Irene: In chapter nine of Unleashing Your Brilliance you cover the benefits of hypnosis for the purpose of a student having more discipline and organization in their learning structure. What other practical reasons would a student benefit from hypnosis?
Brian: I am careful in my use of the words hypnosis and trance in reference to learning. Let me put it this way: The ideal learning state is known as “relaxed alertness”. In actuality, this is a light trance. Most people do not understand that information hits the subconscious mind first. Only a very little of the incoming data reaches the conscious mind. This is the central theme for my book. If you truly understand that information is processed by the subconscious first, then you can adapt your learning methods to take advantage of this fact.
Irene: Basically, you are talking about being in the Alpha level of consciousness. Would you explain to our reading audience the various levels and what activity occurs in those levels.
Brian: The brain wave frequencies are designated by the terms Beta, Alpha, Theta, and Delta. Our normal state of consciousness oscillates between Beta (full awareness) and high Alpha (light level of trance – daydream). Some hypnotherapy is accomplished at various levels of Alpha since a person is highly suggestible in this state. The deeper level of Theta is reached in hypnosis, meditation, and light sleep. Twenty minutes of Theta trance is as beneficial as a few hours of sleep. The Delta level (very slow brain wave frequency) is occasionally reached in hypnosis, and is reached during dreamless deep sleep in the first few hours of sleep. This is the most valuable period of the night’s sleep, since it is in Delta that the necessary cell repair and regeneration takes place.
Irene: At what age should a person start using hypnosis for enhancing learning skills?
Brian: Interesting question. Have you ever wondered why children learn so easily? Children are already in trance. Their brain waves are slower than adults express in their fully-conscious state. Hypnosis is evidenced by slower brain waves. I believe that with proper instruction in self-hypnosis, a student can begin as early as the age of 7.
Irene: Thank you for your interview. I find this subject very fascinating and could talk to you much longer but we need to wrap it up. Is there anything at this time that you would like the reading audience to know about you or your book?

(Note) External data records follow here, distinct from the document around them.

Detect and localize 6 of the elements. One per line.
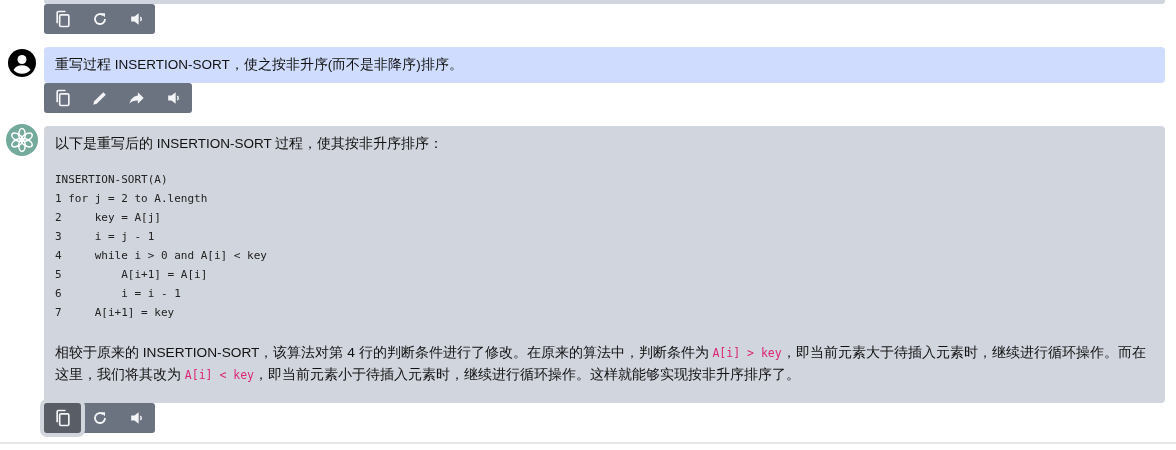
message-text: 重写过程 INSERTION-SORT，使之按非升序(而不是非降序)排序。 [55,56,464,74]
message-text: 以下是重写后的 INSERTION-SORT 过程，使其按非升序排序： [55,135,445,154]
message-paragraph: 相较于原来的 INSERTION-SORT，该算法对第 4 行的判断条件进行了修改。在原来的算法中，判断条件为 A[i] > key，即当前元素大于待插入元素时，继续进行循环操作。而在这里，我们将其改为 A[i] < key，即当前元素小于待插入元素时，继续进行循环操作。这样就能够实现按非升序排序了。 [55,343,1147,384]
logo-icon [6,124,38,157]
user-avatar-icon [8,49,36,77]
code-listing: INSERTION-SORT(A) 1 for j = 2 to A.length 2 key = A[j] 3 i = j - 1 4 while i > 0 and A[i] < key 5 A[i+1] = A[i] 6 i = i - 1 7 A[i+1] = key [55,171,268,321]
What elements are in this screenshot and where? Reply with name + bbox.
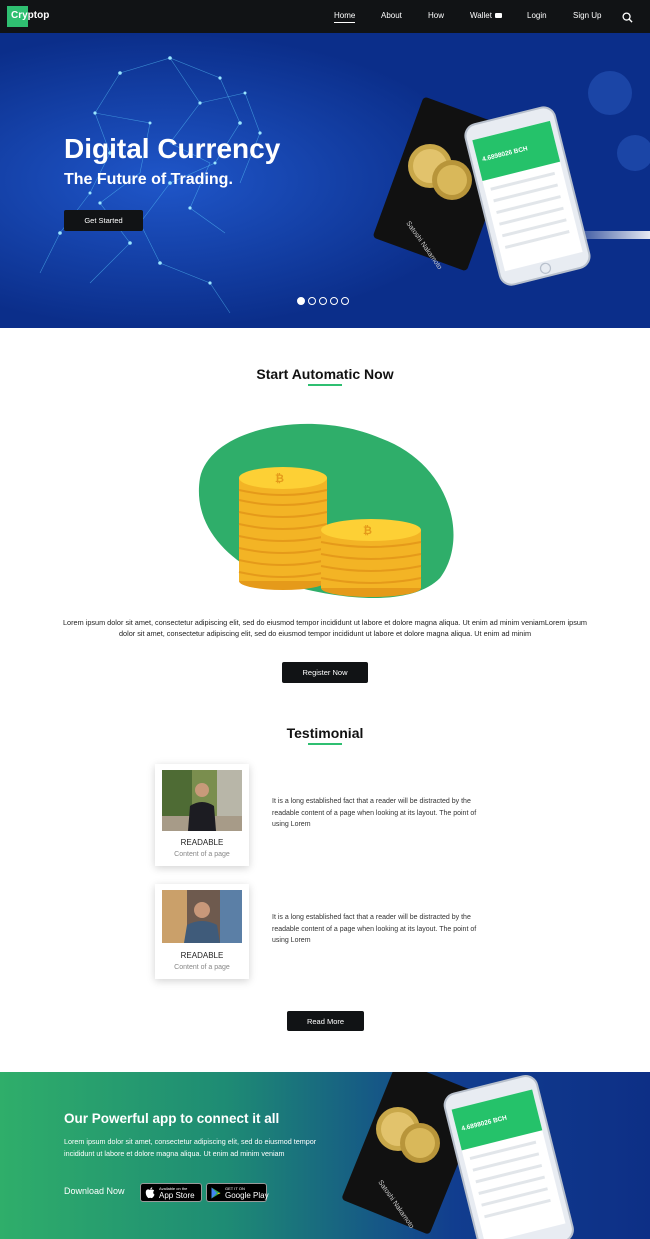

Brian: I am passionate about this subject. My mission is to reach people, students or adults, who have any thoughts that they don’t have the smarts to get ahead. Most of us have been processed through the factories that are called schools. School boards have limited budgets, and this puts pressure on the teachers. There are no simple answers. I recommend that parents be assertive. If they get a grasp of learning styles, multiple intelligences, kinesiology, and how the brain learns, they will be in a much more powerful position to assist their children. Students of all ages must take charge of their own learning. Relying on conventional schooling is not enough.